Sunk Cost Economics: When Past Investment Predicts Future Waste
The sunk cost fallacy is not a bug in human decision-making—it is a feature of how we construct narratives about commitment and identity.
We know the logic: money spent is gone. Future decisions should depend only on future costs and benefits. Yet organisations routinely pour resources into failing projects because they have already invested heavily. A pharmaceutical company continues a drug trial that shows no efficacy. A retailer expands a store format that underperforms. A technology firm maintains a platform that bleeds users. The past investment whispers louder than the future forecast.
Behavioural economists have documented this pattern exhaustively. Arkes and Blumer's classic study showed that people who paid more for a theatre ticket were more likely to attend a show they no longer wanted to see. The ticket price was sunk—irrelevant to whether the evening would be enjoyable. Yet it shaped behaviour anyway. The investment became a justification for continued commitment, even when that commitment made no rational sense.
What gets less attention is why this happens so reliably, and what it reveals about how organisations actually function.
The sunk cost fallacy persists because it solves a real problem: how to signal resolve. When a leader commits substantial resources to a direction, that commitment becomes evidence of conviction. Abandoning the project early signals weakness, poor judgment, or fickleness. The cost already spent becomes a form of credibility. Walking away means admitting the investment was wasted—and admitting you made a poor decision. The sunk cost is not really about the money. It is about reputation and identity.
This is why the fallacy is so resistant to correction. You cannot simply tell a decision-maker that past costs are irrelevant. You are asking them to absorb a reputational loss that feels very real, even if the economics are sound. The rational choice—cut losses and redeploy resources—reads as failure.
Organisations amplify this dynamic through structure. Once a project has a budget line, a team, and a quarterly review cycle, it develops institutional inertia. The people managing it have careers invested in its success. Stakeholders have made public commitments. Cancellation requires not just acknowledging a bad decision, but creating visible losers—people whose projects are terminated, whose roles are eliminated. The sunk cost becomes embedded in the organisation's politics.
The consequence is predictable: capital gets trapped in low-return activities. A business unit that should be wound down instead limps forward, consuming resources that could generate better returns elsewhere. The cost of this misallocation compounds over time. A company that tolerates sunk cost reasoning in one domain will tolerate it in others. The practice becomes normalised.
There is a second, subtler cost. When organisations continue investing in failing projects to justify past spending, they signal something about how decisions are actually made. Employees learn that rational analysis matters less than narrative consistency. They learn that admitting error is costly. They learn to defend positions rather than update them. This shapes how information flows, how risks are assessed, and how new opportunities are evaluated.

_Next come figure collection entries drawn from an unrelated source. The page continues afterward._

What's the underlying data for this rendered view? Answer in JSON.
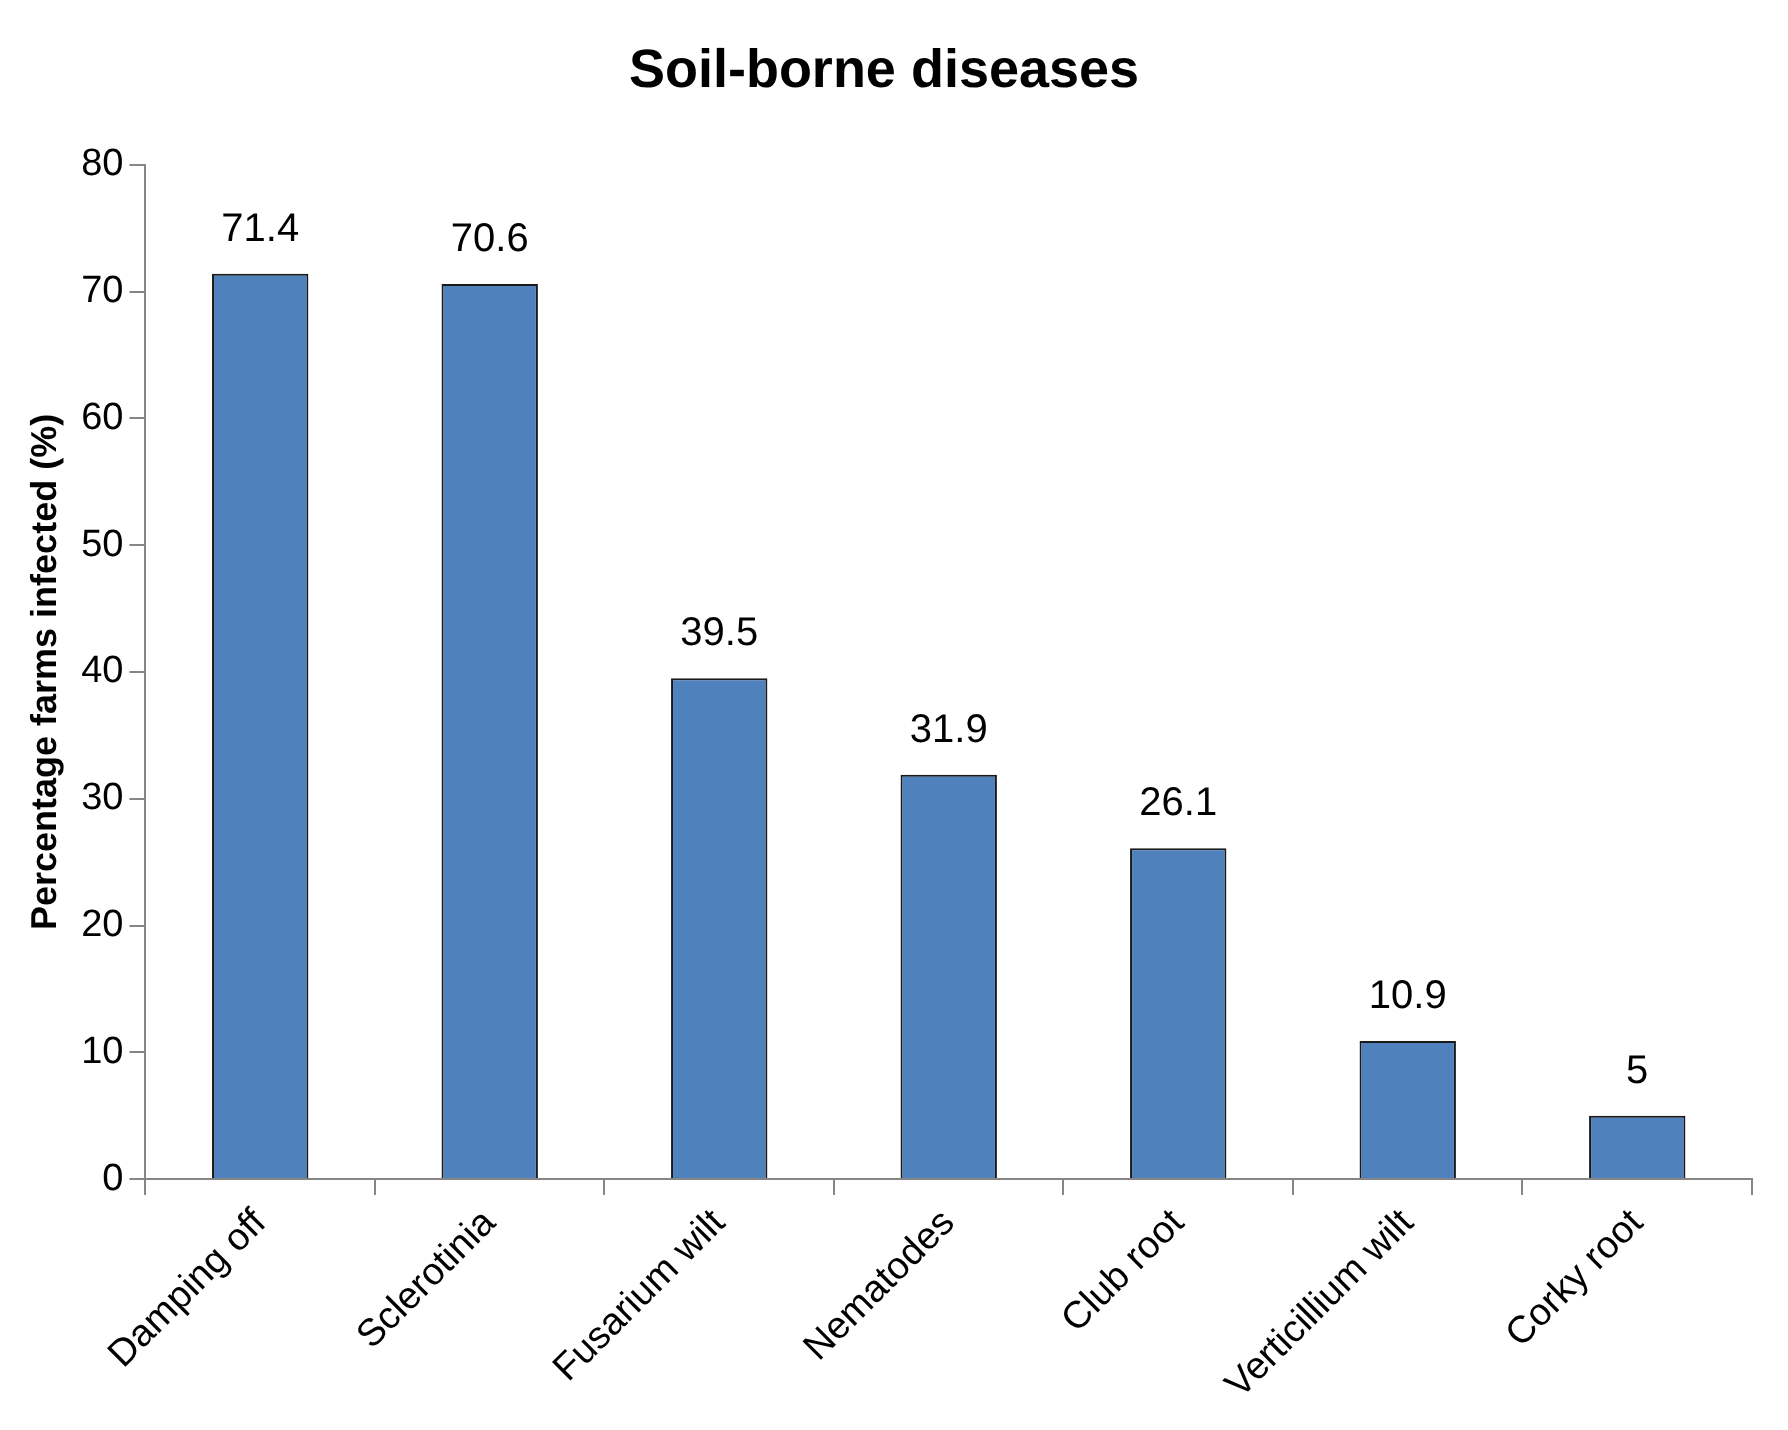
{
  "chart_data": {
    "type": "bar",
    "title": "Soil-borne diseases",
    "ylabel": "Percentage farms infected (%)",
    "categories": [
      "Damping off",
      "Sclerotinia",
      "Fusarium wilt",
      "Nematodes",
      "Club root",
      "Verticillium wilt",
      "Corky root"
    ],
    "values": [
      71.4,
      70.6,
      39.5,
      31.9,
      26.1,
      10.9,
      5
    ],
    "color": "#4f81bd",
    "ylim": [
      0,
      80
    ],
    "yticks": [
      0,
      10,
      20,
      30,
      40,
      50,
      60,
      70,
      80
    ],
    "data_labels": true
  }
}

The antidote is not willpower or better spreadsheets. It is structural. Some organisations build explicit review gates where projects are evaluated as if they were new decisions, with past investment explicitly excluded from the analysis. Others create psychological safety around project termination—treating it as learning rather than failure. A few separate the people who initiated a project from those who evaluate its continuation, removing the reputational stake.
But the deepest fix is cultural. It requires treating the ability to change course as a sign of strength, not weakness. It requires rewarding the leader who says "we were wrong, and here is what we are doing instead" rather than the one who doubles down. It requires making the cost of sunk cost reasoning visible—showing what else could have been built with those resources.
Until then, past investment will continue to predict future waste. Not because people are irrational, but because the incentives are perfectly rational. The sunk cost fallacy is not a cognitive error. It is a rational response to an environment where admitting error is expensive.